Après « Normal people » et « Conversations entre amis », on retrouve les mêmes personnages singuliers (à un âge différent), aux prises avec la volatilité de l’époque et la difficulté de choisir une voie propre. Mais les exigeants personnages de Sally Rooney arrivent toujours à assumer leurs choix, grâce à leur lucidité et leur bienveillance revendiquée… À lire vraiment, et absolument !

« Cher Connard » de Virginie Despentes, Éditions Grasset

Rebecca lit sur le compte Instagram d’Oscar des propos insultant son physique (« Chroniques du désastre »). Elle lui répond « Cher connard… ». Les mails s’enchaînent, cash, formant une conversation phylactère de type Messenger, parfois sans phrase d’introduction ni fin. Rebecca est actrice, Oscar, écrivain.

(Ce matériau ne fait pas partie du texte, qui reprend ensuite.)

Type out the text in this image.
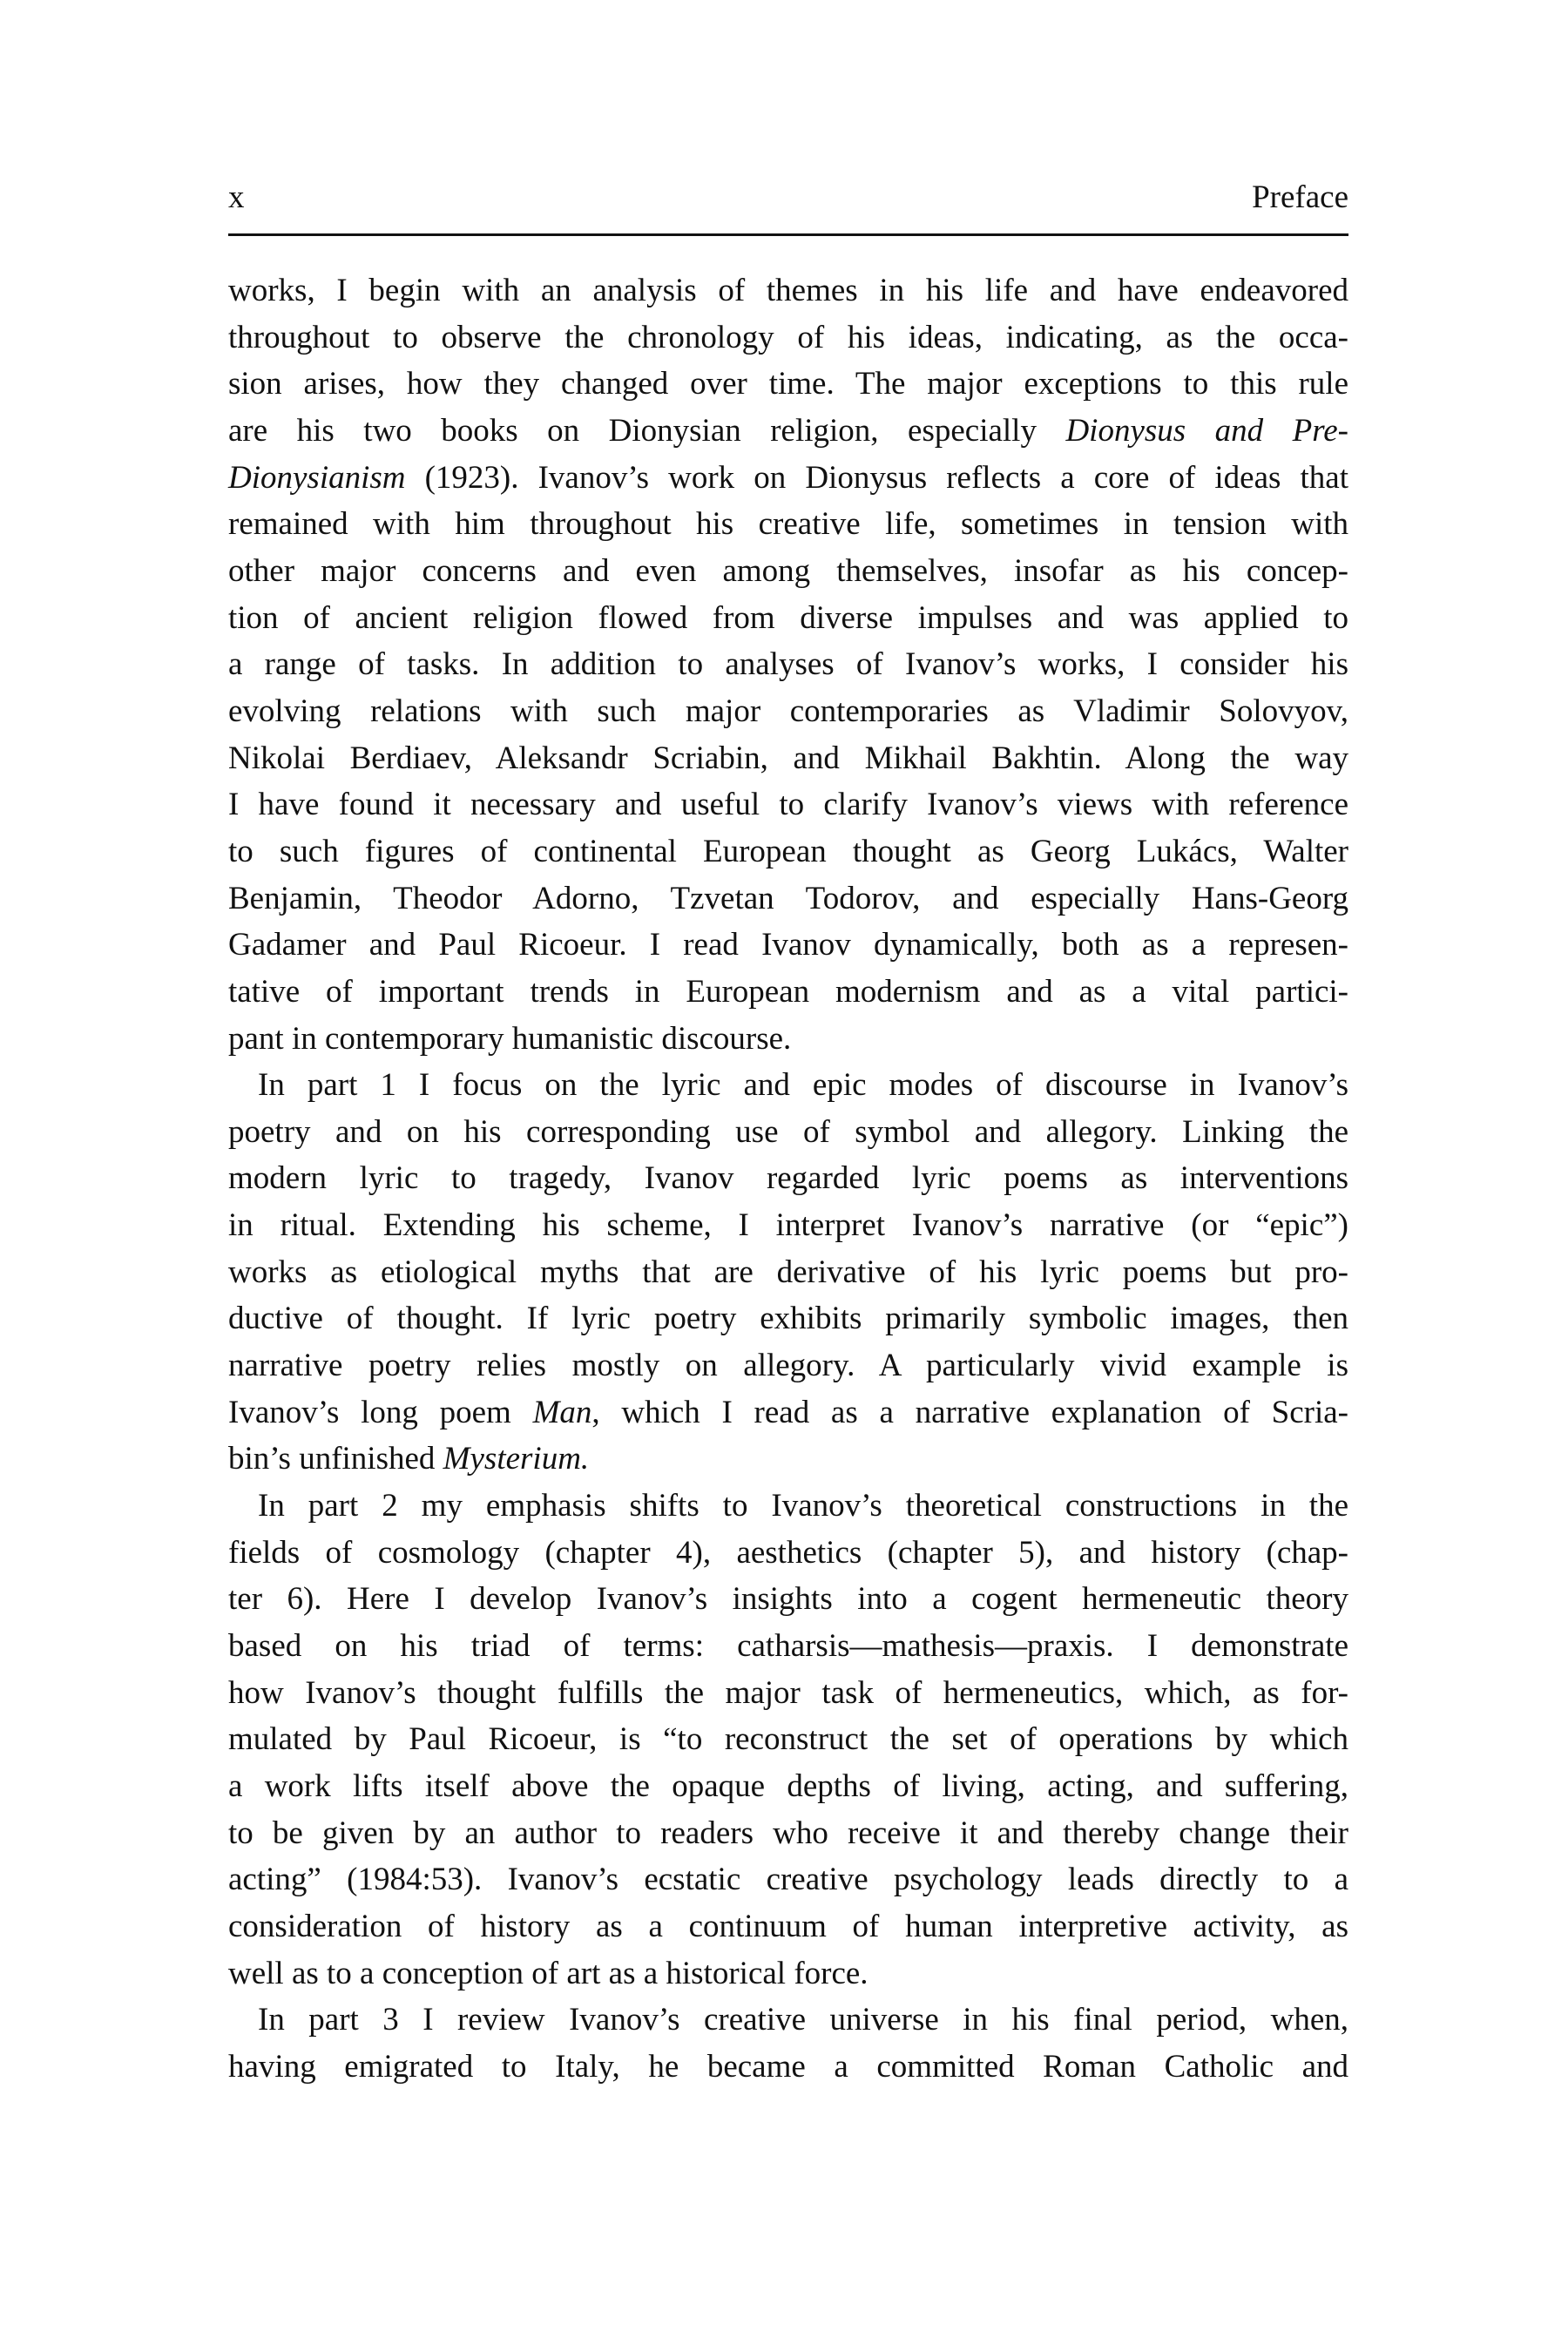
x	Preface
works, I begin with an analysis of themes in his life and have endeavored
throughout to observe the chronology of his ideas, indicating, as the occa-
sion arises, how they changed over time. The major exceptions to this rule
are his two books on Dionysian religion, especially Dionysus and Pre-
Dionysianism (1923). Ivanov’s work on Dionysus reflects a core of ideas that
remained with him throughout his creative life, sometimes in tension with
other major concerns and even among themselves, insofar as his concep-
tion of ancient religion flowed from diverse impulses and was applied to
a range of tasks. In addition to analyses of Ivanov’s works, I consider his
evolving relations with such major contemporaries as Vladimir Solovyov,
Nikolai Berdiaev, Aleksandr Scriabin, and Mikhail Bakhtin. Along the way
I have found it necessary and useful to clarify Ivanov’s views with reference
to such figures of continental European thought as Georg Lukács, Walter
Benjamin, Theodor Adorno, Tzvetan Todorov, and especially Hans-Georg
Gadamer and Paul Ricoeur. I read Ivanov dynamically, both as a represen-
tative of important trends in European modernism and as a vital partici-
pant in contemporary humanistic discourse.
In part 1 I focus on the lyric and epic modes of discourse in Ivanov’s
poetry and on his corresponding use of symbol and allegory. Linking the
modern lyric to tragedy, Ivanov regarded lyric poems as interventions
in ritual. Extending his scheme, I interpret Ivanov’s narrative (or “epic”)
works as etiological myths that are derivative of his lyric poems but pro-
ductive of thought. If lyric poetry exhibits primarily symbolic images, then
narrative poetry relies mostly on allegory. A particularly vivid example is
Ivanov’s long poem Man, which I read as a narrative explanation of Scria-
bin’s unfinished Mysterium.
In part 2 my emphasis shifts to Ivanov’s theoretical constructions in the
fields of cosmology (chapter 4), aesthetics (chapter 5), and history (chap-
ter 6). Here I develop Ivanov’s insights into a cogent hermeneutic theory
based on his triad of terms: catharsis—mathesis—praxis. I demonstrate
how Ivanov’s thought fulfills the major task of hermeneutics, which, as for-
mulated by Paul Ricoeur, is “to reconstruct the set of operations by which
a work lifts itself above the opaque depths of living, acting, and suffering,
to be given by an author to readers who receive it and thereby change their
acting” (1984:53). Ivanov’s ecstatic creative psychology leads directly to a
consideration of history as a continuum of human interpretive activity, as
well as to a conception of art as a historical force.
In part 3 I review Ivanov’s creative universe in his final period, when,
having emigrated to Italy, he became a committed Roman Catholic and
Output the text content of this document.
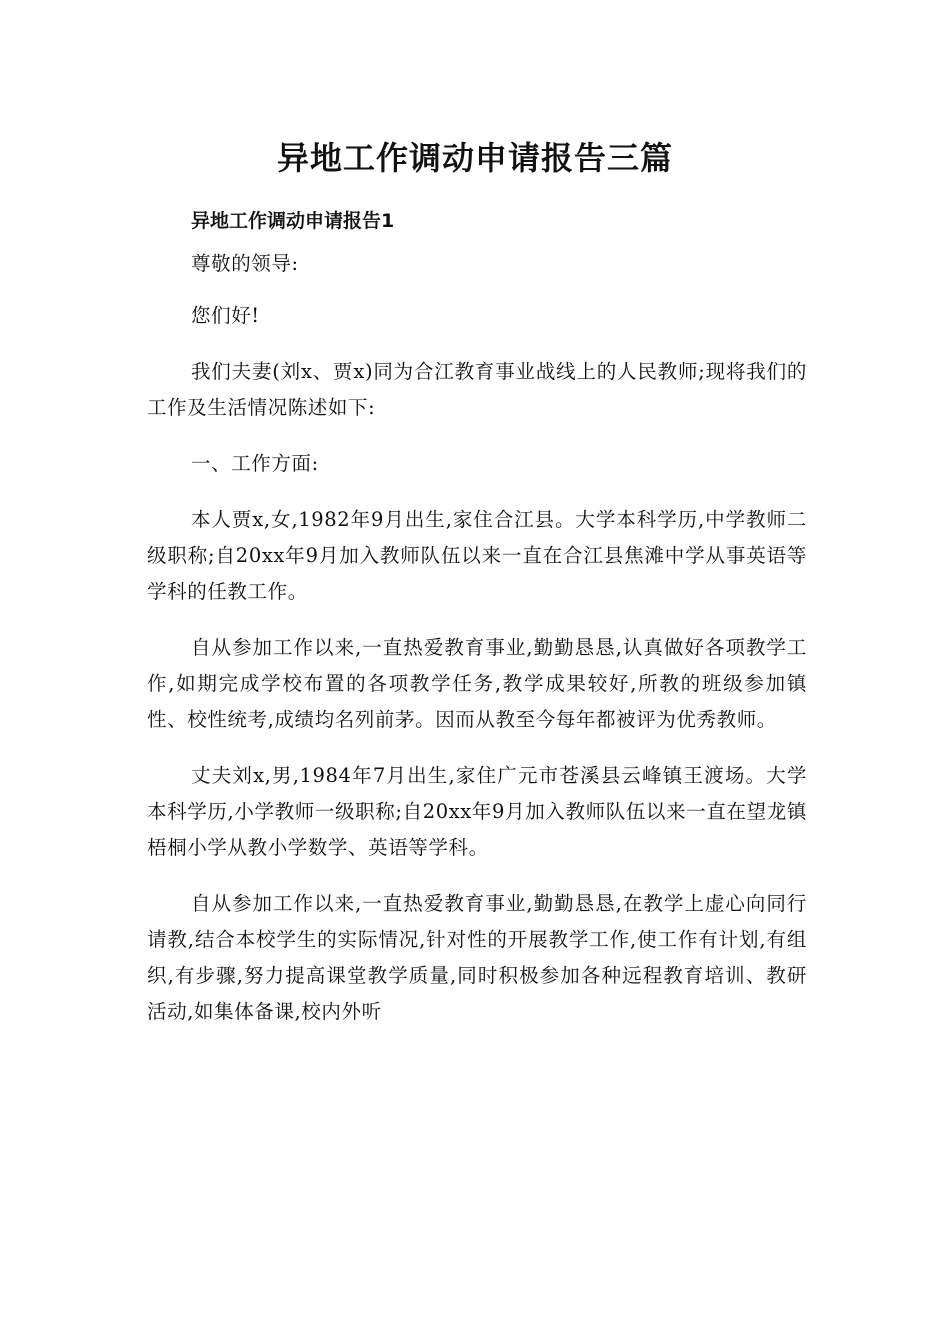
异地工作调动申请报告三篇

异地工作调动申请报告1

尊敬的领导:

您们好!

我们夫妻(刘x、贾x)同为合江教育事业战线上的人民教师;现将我们的工作及生活情况陈述如下:

一、工作方面:

本人贾x,女,1982年9月出生,家住合江县。大学本科学历,中学教师二级职称;自20xx年9月加入教师队伍以来一直在合江县焦滩中学从事英语等学科的任教工作。

自从参加工作以来,一直热爱教育事业,勤勤恳恳,认真做好各项教学工作,如期完成学校布置的各项教学任务,教学成果较好,所教的班级参加镇性、校性统考,成绩均名列前茅。因而从教至今每年都被评为优秀教师。

丈夫刘x,男,1984年7月出生,家住广元市苍溪县云峰镇王渡场。大学本科学历,小学教师一级职称;自20xx年9月加入教师队伍以来一直在望龙镇梧桐小学从教小学数学、英语等学科。

自从参加工作以来,一直热爱教育事业,勤勤恳恳,在教学上虚心向同行请教,结合本校学生的实际情况,针对性的开展教学工作,使工作有计划,有组织,有步骤,努力提高课堂教学质量,同时积极参加各种远程教育培训、教研活动,如集体备课,校内外听
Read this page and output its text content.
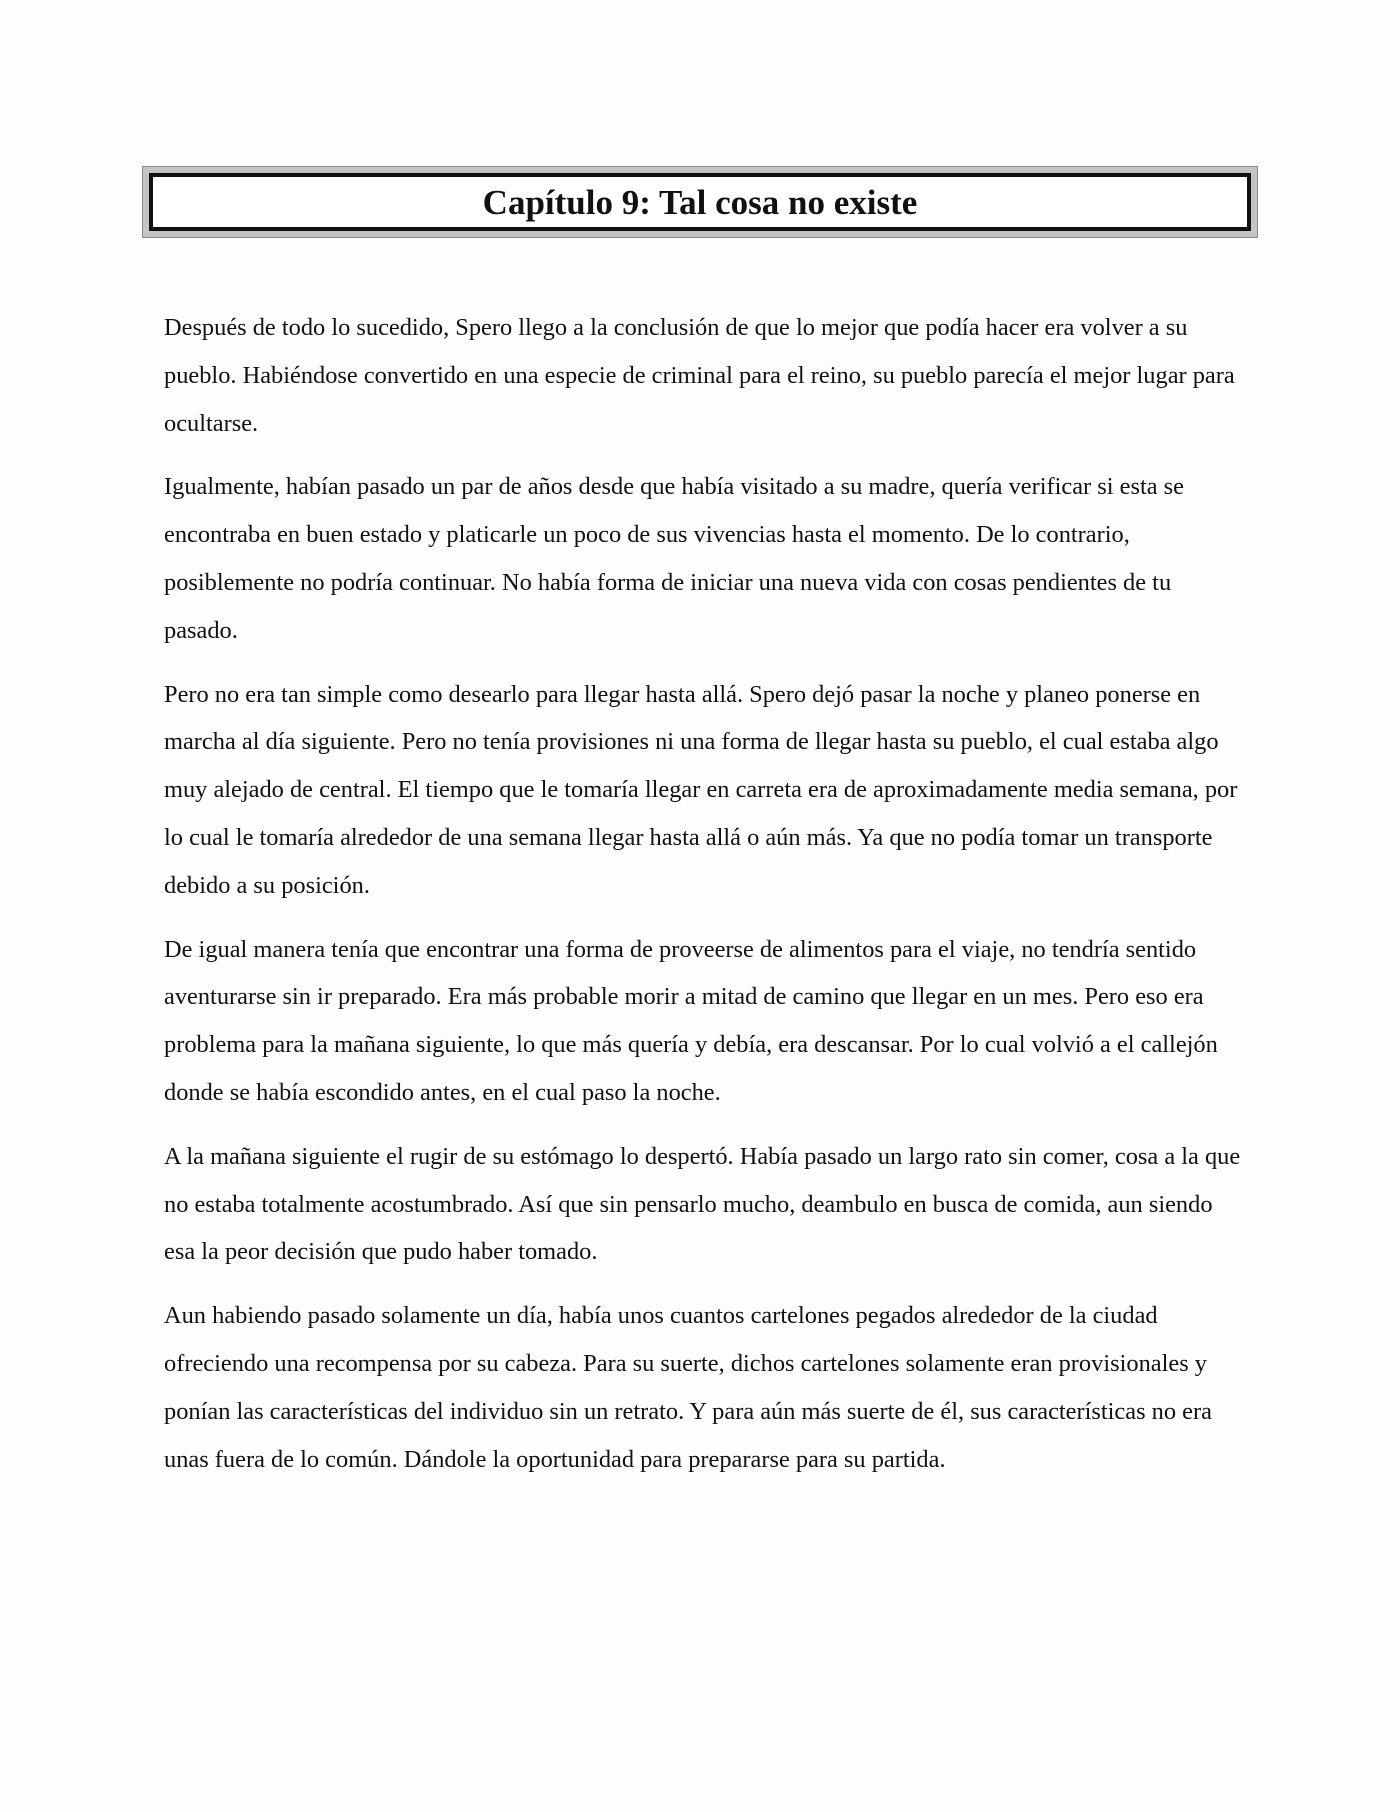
Capítulo 9: Tal cosa no existe

Después de todo lo sucedido, Spero llego a la conclusión de que lo mejor que podía hacer era volver a su pueblo. Habiéndose convertido en una especie de criminal para el reino, su pueblo parecía el mejor lugar para ocultarse.

Igualmente, habían pasado un par de años desde que había visitado a su madre, quería verificar si esta se encontraba en buen estado y platicarle un poco de sus vivencias hasta el momento. De lo contrario, posiblemente no podría continuar. No había forma de iniciar una nueva vida con cosas pendientes de tu pasado.

Pero no era tan simple como desearlo para llegar hasta allá. Spero dejó pasar la noche y planeo ponerse en marcha al día siguiente. Pero no tenía provisiones ni una forma de llegar hasta su pueblo, el cual estaba algo muy alejado de central. El tiempo que le tomaría llegar en carreta era de aproximadamente media semana, por lo cual le tomaría alrededor de una semana llegar hasta allá o aún más. Ya que no podía tomar un transporte debido a su posición.

De igual manera tenía que encontrar una forma de proveerse de alimentos para el viaje, no tendría sentido aventurarse sin ir preparado. Era más probable morir a mitad de camino que llegar en un mes. Pero eso era problema para la mañana siguiente, lo que más quería y debía, era descansar. Por lo cual volvió a el callejón donde se había escondido antes, en el cual paso la noche.

A la mañana siguiente el rugir de su estómago lo despertó. Había pasado un largo rato sin comer, cosa a la que no estaba totalmente acostumbrado. Así que sin pensarlo mucho, deambulo en busca de comida, aun siendo esa la peor decisión que pudo haber tomado.

Aun habiendo pasado solamente un día, había unos cuantos cartelones pegados alrededor de la ciudad ofreciendo una recompensa por su cabeza. Para su suerte, dichos cartelones solamente eran provisionales y ponían las características del individuo sin un retrato. Y para aún más suerte de él, sus características no era unas fuera de lo común. Dándole la oportunidad para prepararse para su partida.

Elle est plus connue que lui, plus âgée aussi. De son côté Oscar connait la disgrâce en raison d’un harcèlement sexuel commis, et rendu public. Il s’en explique. Rebecca finira par voir Oscar autrement, entre généralités, souvenirs communs et examens d’ambiguïtés comportementales rescapées de l’ancien monde… Bon.

Un langage parlé retranscrit sans fioritures, qui nous saisit par la contemporanéité de ces confidences entre deux personnes voulant en découdre. Parfois, beaucoup de bon sens  chez Rebecca : « Tu es écrivain, tu n’as qu’à écrire », parfois, un essai sur les difficultés du féminisme aujourd’hui, moins convaincant. Encore une fois, c’est le lecteur-voyeur qui se fera une opinion sur cette correspondance, qui n’a pas le machiavélisme des « Liaisons dangereuses », mais se lit avec le plaisir éprouvé en regardant une bonne série sur un sujet de société. Une manière de renouveler l’art de la conversation dans le roman, écrite dans une langue simple pour une lecture addictive. Extrait ici.

« La dépendance » de Rachel Cusk, Éditions Gallimard

Roman sous forme d’adresse à un certain Jeffers, entrecoupé de lettres, « La dépendance » est ce lieu transformé en résidence d’artiste par M., la narratrice (romancière) et son mari.

Isolée au bord d’une côte océanique spectaculaire, cette dépendance attend un peintre que M. a jadis connu, et qu’elle admire toujours. Mais il n’arrivera pas seul, et tous les espoirs et élans étouffés envers lui vont resurgir à l’occasion de son séjour.

Écrit dans une langue très prenante (un lamento ?), La dépendance parcoure le passé de la narratrice jusqu’à l’arrivée de son invité, construisant le piège narcissique qui pourrait causer sa perte aujourd’hui.

Prix Femina étranger 2022.

Une troisième version des pièges de l’ego, de la littérature et de la force du genre épistolaire aujourd’hui.